Scraping Data in Python Using WebDrivers*

* An interactive IPython notebook version of this post can be found on my GitHub page (here).

1. Introduction

The Internet is a treasure trove of interesting, unique, and often underutilized data. Getting that data, however, can be an arduous task. There are numerous libraries, implemented in various programming languages, that can help to ease the burden and have been a boon to data miners everywhere. Most notable are the BeautifulSoup and urllib2 libraries in Python.

1.1 The Problem

Still though, there are a number of instances where you may feel that these aren’t the right tools for the job. Sites where you need to enter information into forms, select boxes, or navigate by dropdown menus are especially tricky when using these more traditional methods. Dynamic websites, with and without static addresses are close to impossible.

1.2 The Solution

WebDrivers can provide a (generally) user-friendly answer to these problems. Although this post will focus on using the selenium library paired with ChromeDriver in Python, there are other WebDrivers (e.g., Firefox, headless browsers) and languages (e.g., Java) that can be used for this.
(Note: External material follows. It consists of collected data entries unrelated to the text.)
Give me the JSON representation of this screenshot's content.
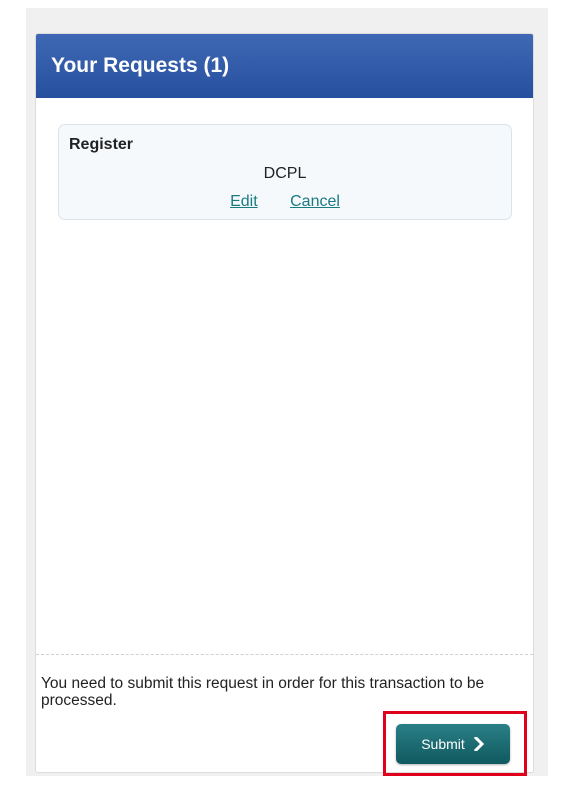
{
  "panel": {
    "title": "Your Requests (1)"
  },
  "request": {
    "type": "Register",
    "item": "DCPL",
    "edit_label": "Edit",
    "cancel_label": "Cancel"
  },
  "footer": {
    "notice": "You need to submit this request in order for this transaction to be processed.",
    "submit_label": "Submit",
    "submit_icon": "chevron-right-icon"
  },
  "colors": {
    "header": "#2f5aa8",
    "link": "#1a7a82",
    "submit": "#1a6c72",
    "highlight": "#e0001b"
  }
}
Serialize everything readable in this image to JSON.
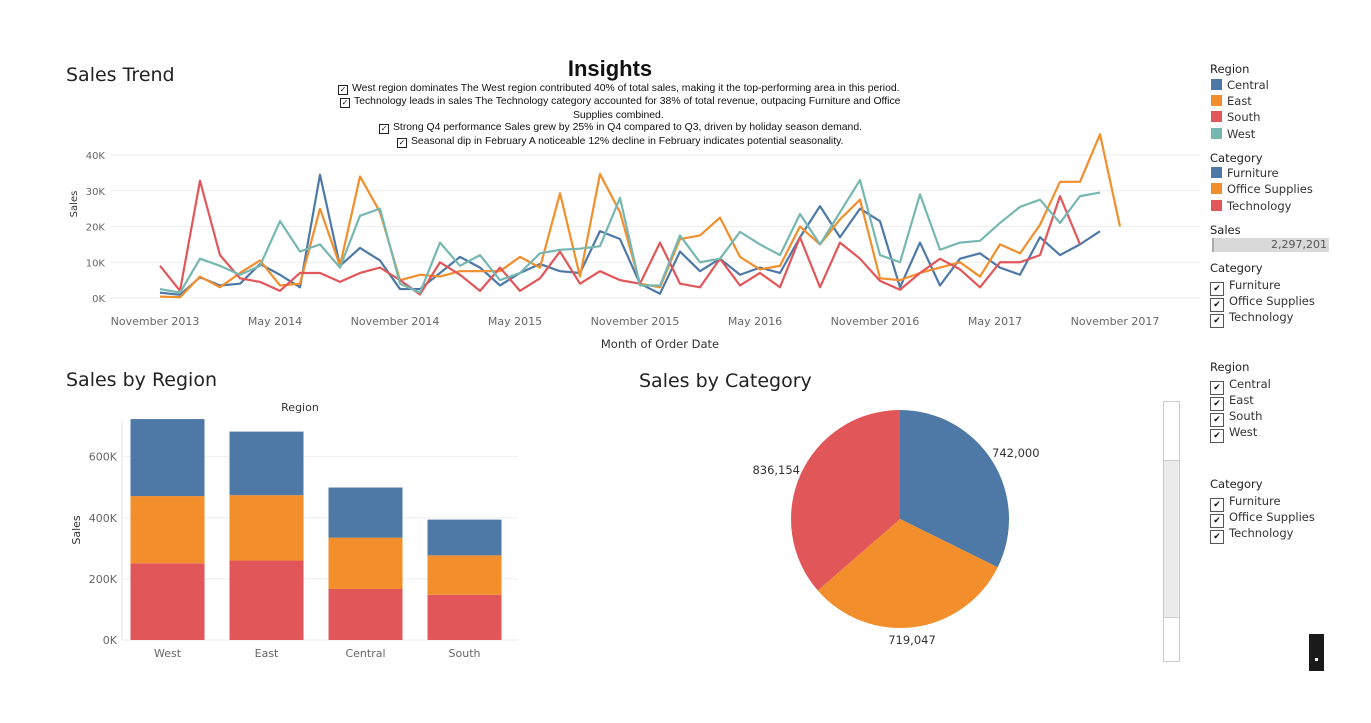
{
  "insights": {
    "title": "Insights",
    "items": [
      "West region dominates The West region contributed 40% of total sales, making it the top-performing area in this period.",
      "Technology leads in sales The Technology category accounted for 38% of total revenue, outpacing Furniture and Office",
      "Supplies combined.",
      "Strong Q4 performance Sales grew by 25% in Q4 compared to Q3, driven by holiday season demand.",
      "Seasonal dip in February A noticeable 12% decline in February indicates potential seasonality."
    ]
  },
  "colors": {
    "blue": "#4e79a7",
    "orange": "#f28e2b",
    "red": "#e15759",
    "teal": "#76b7b2"
  },
  "legend_region": {
    "title": "Region",
    "items": [
      {
        "label": "Central",
        "color": "#4e79a7"
      },
      {
        "label": "East",
        "color": "#f28e2b"
      },
      {
        "label": "South",
        "color": "#e15759"
      },
      {
        "label": "West",
        "color": "#76b7b2"
      }
    ]
  },
  "legend_category": {
    "title": "Category",
    "items": [
      {
        "label": "Furniture",
        "color": "#4e79a7"
      },
      {
        "label": "Office Supplies",
        "color": "#f28e2b"
      },
      {
        "label": "Technology",
        "color": "#e15759"
      }
    ]
  },
  "sales_filter": {
    "title": "Sales",
    "value": "2,297,201"
  },
  "filter_category_1": {
    "title": "Category",
    "items": [
      "Furniture",
      "Office Supplies",
      "Technology"
    ]
  },
  "filter_region": {
    "title": "Region",
    "items": [
      "Central",
      "East",
      "South",
      "West"
    ]
  },
  "filter_category_2": {
    "title": "Category",
    "items": [
      "Furniture",
      "Office Supplies",
      "Technology"
    ]
  },
  "chart_data": [
    {
      "type": "line",
      "title": "Sales Trend",
      "xlabel": "Month of Order Date",
      "ylabel": "Sales",
      "x_tick_labels": [
        "November 2013",
        "May 2014",
        "November 2014",
        "May 2015",
        "November 2015",
        "May 2016",
        "November 2016",
        "May 2017",
        "November 2017"
      ],
      "y_tick_labels": [
        "0K",
        "10K",
        "20K",
        "30K",
        "40K"
      ],
      "ylim": [
        0,
        47000
      ],
      "x_start": "2013-11",
      "series": [
        {
          "name": "Central",
          "color": "#4e79a7",
          "values": [
            1500,
            900,
            5800,
            3500,
            4000,
            9500,
            6500,
            3000,
            34500,
            9000,
            14000,
            10500,
            2500,
            2500,
            7000,
            11500,
            8500,
            3500,
            7000,
            9500,
            7500,
            7000,
            18700,
            16500,
            4000,
            1200,
            13000,
            7500,
            11000,
            6500,
            8500,
            7000,
            17000,
            25700,
            17000,
            25000,
            21500,
            3000,
            15500,
            3500,
            11000,
            12500,
            8500,
            6500,
            17000,
            12000,
            15000,
            18700
          ]
        },
        {
          "name": "East",
          "color": "#f28e2b",
          "values": [
            400,
            200,
            6000,
            3000,
            7000,
            10500,
            3500,
            4000,
            25000,
            9000,
            34000,
            24000,
            5000,
            6500,
            6000,
            7500,
            7500,
            7500,
            11500,
            8500,
            29300,
            6000,
            34700,
            24000,
            4000,
            3000,
            16500,
            17500,
            22500,
            11500,
            8000,
            9000,
            20000,
            15000,
            22000,
            27500,
            5500,
            5000,
            7000,
            8500,
            10000,
            6000,
            15000,
            12500,
            20500,
            32500,
            32500,
            45800,
            20000
          ]
        },
        {
          "name": "South",
          "color": "#e15759",
          "values": [
            9000,
            2000,
            32800,
            12000,
            5500,
            4500,
            2000,
            7000,
            7000,
            4500,
            7000,
            8500,
            5000,
            1000,
            10000,
            6500,
            2000,
            8500,
            2000,
            5500,
            13000,
            4000,
            7500,
            5000,
            4000,
            15500,
            4000,
            3000,
            11000,
            3500,
            7000,
            3000,
            17000,
            3000,
            15500,
            11000,
            4800,
            2300,
            7000,
            11000,
            8000,
            3000,
            10000,
            10000,
            12000,
            28500,
            15000
          ]
        },
        {
          "name": "West",
          "color": "#76b7b2",
          "values": [
            2500,
            1500,
            11000,
            9000,
            6500,
            9000,
            21500,
            13000,
            15000,
            8500,
            23000,
            25000,
            4000,
            1500,
            15500,
            9000,
            12000,
            5000,
            7000,
            12500,
            13500,
            13800,
            14500,
            28000,
            3500,
            3500,
            17500,
            10000,
            11000,
            18500,
            15000,
            12000,
            23500,
            15000,
            24000,
            33000,
            12000,
            10000,
            29000,
            13500,
            15500,
            16000,
            21000,
            25500,
            27500,
            21000,
            28500,
            29500
          ]
        }
      ]
    },
    {
      "type": "bar",
      "title": "Sales by Region",
      "xlabel": "Region",
      "ylabel": "Sales",
      "categories": [
        "West",
        "East",
        "Central",
        "South"
      ],
      "y_tick_labels": [
        "0K",
        "200K",
        "400K",
        "600K"
      ],
      "ylim": [
        0,
        720000
      ],
      "stacked": true,
      "series": [
        {
          "name": "Technology",
          "color": "#e15759",
          "values": [
            251000,
            260000,
            167000,
            148000
          ]
        },
        {
          "name": "Office Supplies",
          "color": "#f28e2b",
          "values": [
            220000,
            214000,
            168000,
            129000
          ]
        },
        {
          "name": "Furniture",
          "color": "#4e79a7",
          "values": [
            252000,
            208000,
            164000,
            117000
          ]
        }
      ]
    },
    {
      "type": "pie",
      "title": "Sales by Category",
      "slices": [
        {
          "name": "Furniture",
          "value": 742000,
          "label": "742,000",
          "color": "#4e79a7"
        },
        {
          "name": "Office Supplies",
          "value": 719047,
          "label": "719,047",
          "color": "#f28e2b"
        },
        {
          "name": "Technology",
          "value": 836154,
          "label": "836,154",
          "color": "#e15759"
        }
      ]
    }
  ]
}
1.2.1 What is a WebDriver and Why is it the Solution?

A WebDriver is simply a live instance of an Internet browser controlled by a program rather than real-time human interaction. In essence, it looks like a regular browser (both to you and sites’ servers), it quacks like a regular browser, but it isn’t quite a regular browser. The appeal lies in the fact that you are able to automate natural web-navigation that would be difficult or impossible with traditional html and xml extractors.
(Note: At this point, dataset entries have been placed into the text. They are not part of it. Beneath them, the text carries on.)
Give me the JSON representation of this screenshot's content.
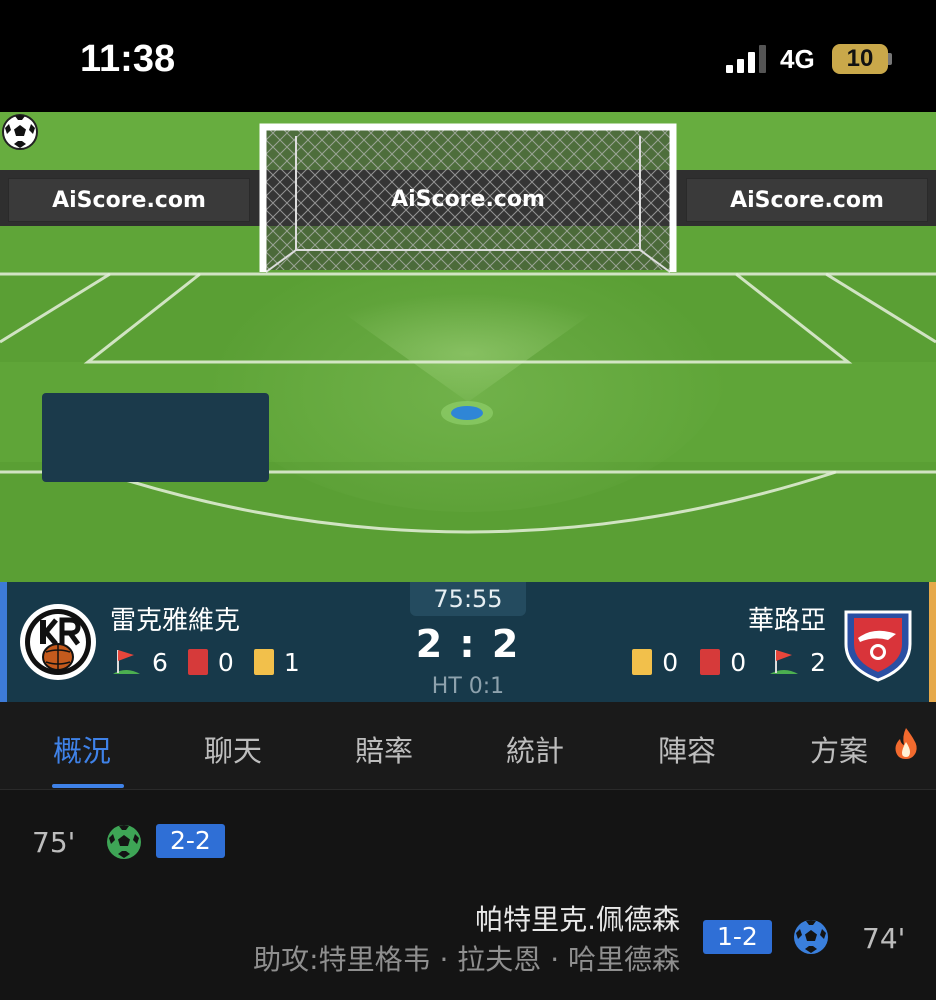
{
  "status_bar": {
    "time": "11:38",
    "network": "4G",
    "battery": "10"
  },
  "pitch": {
    "ads": [
      "AiScore.com",
      "AiScore.com",
      "AiScore.com"
    ]
  },
  "match": {
    "clock": "75:55",
    "score": "2 : 2",
    "halftime": "HT 0:1",
    "home": {
      "name": "雷克雅維克",
      "corners": "6",
      "red_cards": "0",
      "yellow_cards": "1",
      "color": "#3d7bd8"
    },
    "away": {
      "name": "華路亞",
      "yellow_cards": "0",
      "red_cards": "0",
      "corners": "2",
      "color": "#e6a94a"
    }
  },
  "tabs": [
    {
      "label": "概況",
      "active": true
    },
    {
      "label": "聊天"
    },
    {
      "label": "賠率"
    },
    {
      "label": "統計"
    },
    {
      "label": "陣容"
    },
    {
      "label": "方案",
      "icon": "fire-icon"
    }
  ],
  "events": [
    {
      "minute": "75'",
      "side": "home",
      "icon": "soccer-ball-icon",
      "score": "2-2"
    },
    {
      "minute": "74'",
      "side": "away",
      "icon": "soccer-ball-icon",
      "score": "1-2",
      "player": "帕特里克.佩德森",
      "assist": "助攻:特里格韦 · 拉夫恩 · 哈里德森"
    }
  ],
  "colors": {
    "accent": "#3f82e8",
    "score_bar": "#17394a",
    "badge": "#2f6fd6"
  }
}
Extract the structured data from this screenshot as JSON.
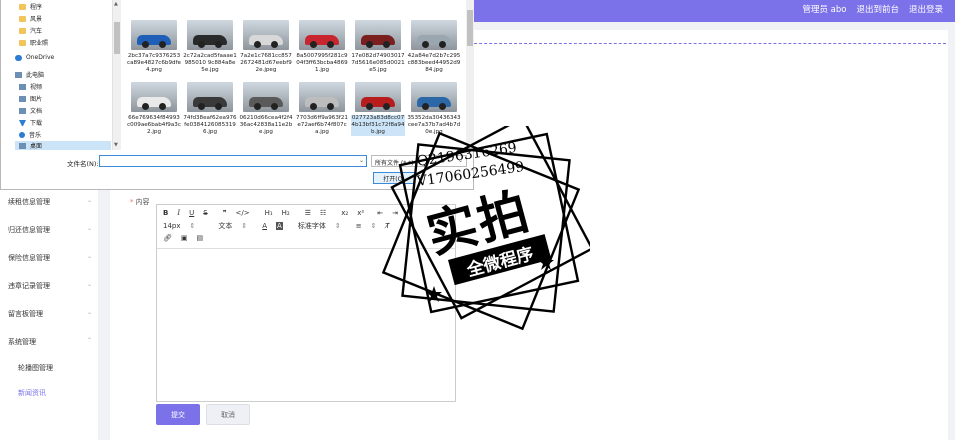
{
  "header": {
    "admin_label": "管理员 abo",
    "back_label": "退出到前台",
    "logout_label": "退出登录"
  },
  "sidebar": {
    "items": [
      {
        "label": "续租信息管理"
      },
      {
        "label": "归还信息管理"
      },
      {
        "label": "保险信息管理"
      },
      {
        "label": "违章记录管理"
      },
      {
        "label": "留言板管理"
      },
      {
        "label": "系统管理"
      }
    ],
    "sub_items": [
      {
        "label": "轮播图管理"
      },
      {
        "label": "新闻资讯"
      }
    ]
  },
  "form": {
    "content_label": "内容",
    "required_mark": "*",
    "submit_label": "提交",
    "cancel_label": "取消"
  },
  "editor": {
    "font_size": "14px",
    "paragraph": "文本",
    "font_family": "标准字体"
  },
  "dialog": {
    "nav": [
      {
        "label": "程序",
        "icon": "folder-icon"
      },
      {
        "label": "风景",
        "icon": "folder-icon"
      },
      {
        "label": "汽车",
        "icon": "folder-icon"
      },
      {
        "label": "职业照",
        "icon": "folder-icon"
      },
      {
        "label": "OneDrive",
        "icon": "cloud-icon"
      },
      {
        "label": "此电脑",
        "icon": "computer-icon"
      },
      {
        "label": "视频",
        "icon": "video-icon"
      },
      {
        "label": "图片",
        "icon": "picture-icon"
      },
      {
        "label": "文档",
        "icon": "document-icon"
      },
      {
        "label": "下载",
        "icon": "download-icon"
      },
      {
        "label": "音乐",
        "icon": "music-icon"
      },
      {
        "label": "桌面",
        "icon": "desktop-icon"
      }
    ],
    "files": [
      {
        "name": "2bc37a7c9376253ca89e4827c6b9dfe4.png",
        "color": "#1f5fb8"
      },
      {
        "name": "2c72a2cad5faaae1985010 9c884a8e5e.jpg",
        "color": "#2a2a2a"
      },
      {
        "name": "7a2e1c7681cc8572672481d67eebf92e.jpeg",
        "color": "#d8d8d8"
      },
      {
        "name": "8a5007995f281c904f3ff63bcba48691.jpg",
        "color": "#c8262e"
      },
      {
        "name": "17e082d749030177d5616e085d0021e5.jpg",
        "color": "#7a1e1e"
      },
      {
        "name": "42a84e7d2b7c295c883beed44952d984.jpg",
        "color": "#9aa7b0"
      },
      {
        "name": "66e769634f84993c009ae6bab4f9a3c2.jpg",
        "color": "#e9e9e9"
      },
      {
        "name": "74fd38eaf62ea976fe03841260853196.jpg",
        "color": "#3a3a3a"
      },
      {
        "name": "06210d66cea4f2f436ac42838a11e2be.jpg",
        "color": "#5a5a5a"
      },
      {
        "name": "7703d6ff9a963f21e72aef6b74f807ca.jpg",
        "color": "#bdbdbd"
      },
      {
        "name": "027723a83d8cc074b13bf31c72f8a94b.jpg",
        "color": "#b71d1d"
      },
      {
        "name": "35352da30436343cee7a37b7ad4b7d0e.jpg",
        "color": "#2c68a8"
      }
    ],
    "filename_label": "文件名(N):",
    "filename_value": "",
    "filetype_label": "所有文件 (*.*)",
    "open_label": "打开(O)"
  },
  "stamp": {
    "line1": "Q2196316269",
    "line2": "V17060256499",
    "main": "实拍",
    "banner": "全微程序"
  }
}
A simple example is filling out a form. Say that you want to search a site for documents associated with a set of boolean strings (e.g., [“selenium NOT java”, “java NOT selenium”, …]) over a set of specific time spans. However, the address of those search results are dynamic – making them impossible to generate a priori. That’s going to be a problem for other tools, but with a WebDriver you can execute the search by filling out the search bar and specifying the date range (e.g., by clicking on a calendar GUI, entering in the dates, or using a dropdown menu).


2. Setup

Assuming that you have Python 2.7+ up and running on your machine, the first thing that you will need is ChromeDriver. You’ll want to install this somewhere that’s easily accessible (I just have it in my “Desktop” folder).

Next you will need to install selenium, which can be done via pip:

pip install selenium

Optional libraries that you may find useful are: os, random, re, time, and sys.


3. Getting Started

Once those are installed, you can start getting acquainted with using a WebDriver through Python.
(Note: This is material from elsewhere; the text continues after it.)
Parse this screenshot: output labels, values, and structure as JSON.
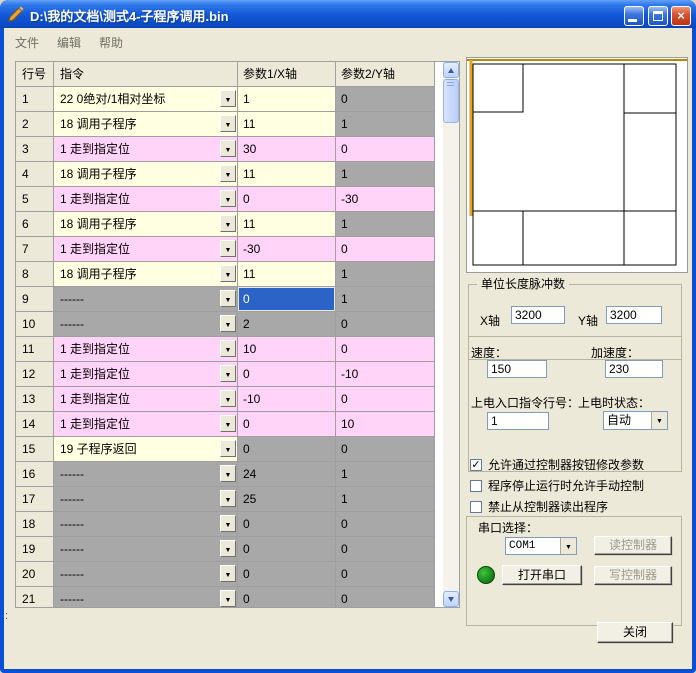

First, we need to import the necessary libraries. The Select utility allows us to isolate user interfaces that we want to operate on.

import os
from selenium import webdriver
from selenium.webdriver.support.ui import Select
import random
import time
import sys

Next, we’re actually going to connect to the WebDriver and open up a browser window.

## Connecting
chromedriver = "C:\\Users\\rbm166\\Desktop\\chromedriver"
os.environ["webdriver.chrome.driver"] = chromedriver

## Opening
driver = webdriver.Chrome(chromedriver)
# Clear cache
driver.delete_all_cookies()
# Full screen
driver.maximize_window()
# Wait...
time.sleep(5)

This should open up a Google Chrome Browser page that isn’t on any particular webpage:


4. Example

Now that you know how to get started, let’s move on to a real example.

4.1 The Constitute Project

The Constitute Project is a collection of national constitutions from across the world. Users can read full constitutions, compare countries, and explore topics within and across documents. This database, however, would be very difficult to scrape without using a WebDriver. This is because the site’s main page listing the constitutions is dynamic and based on JavaScript.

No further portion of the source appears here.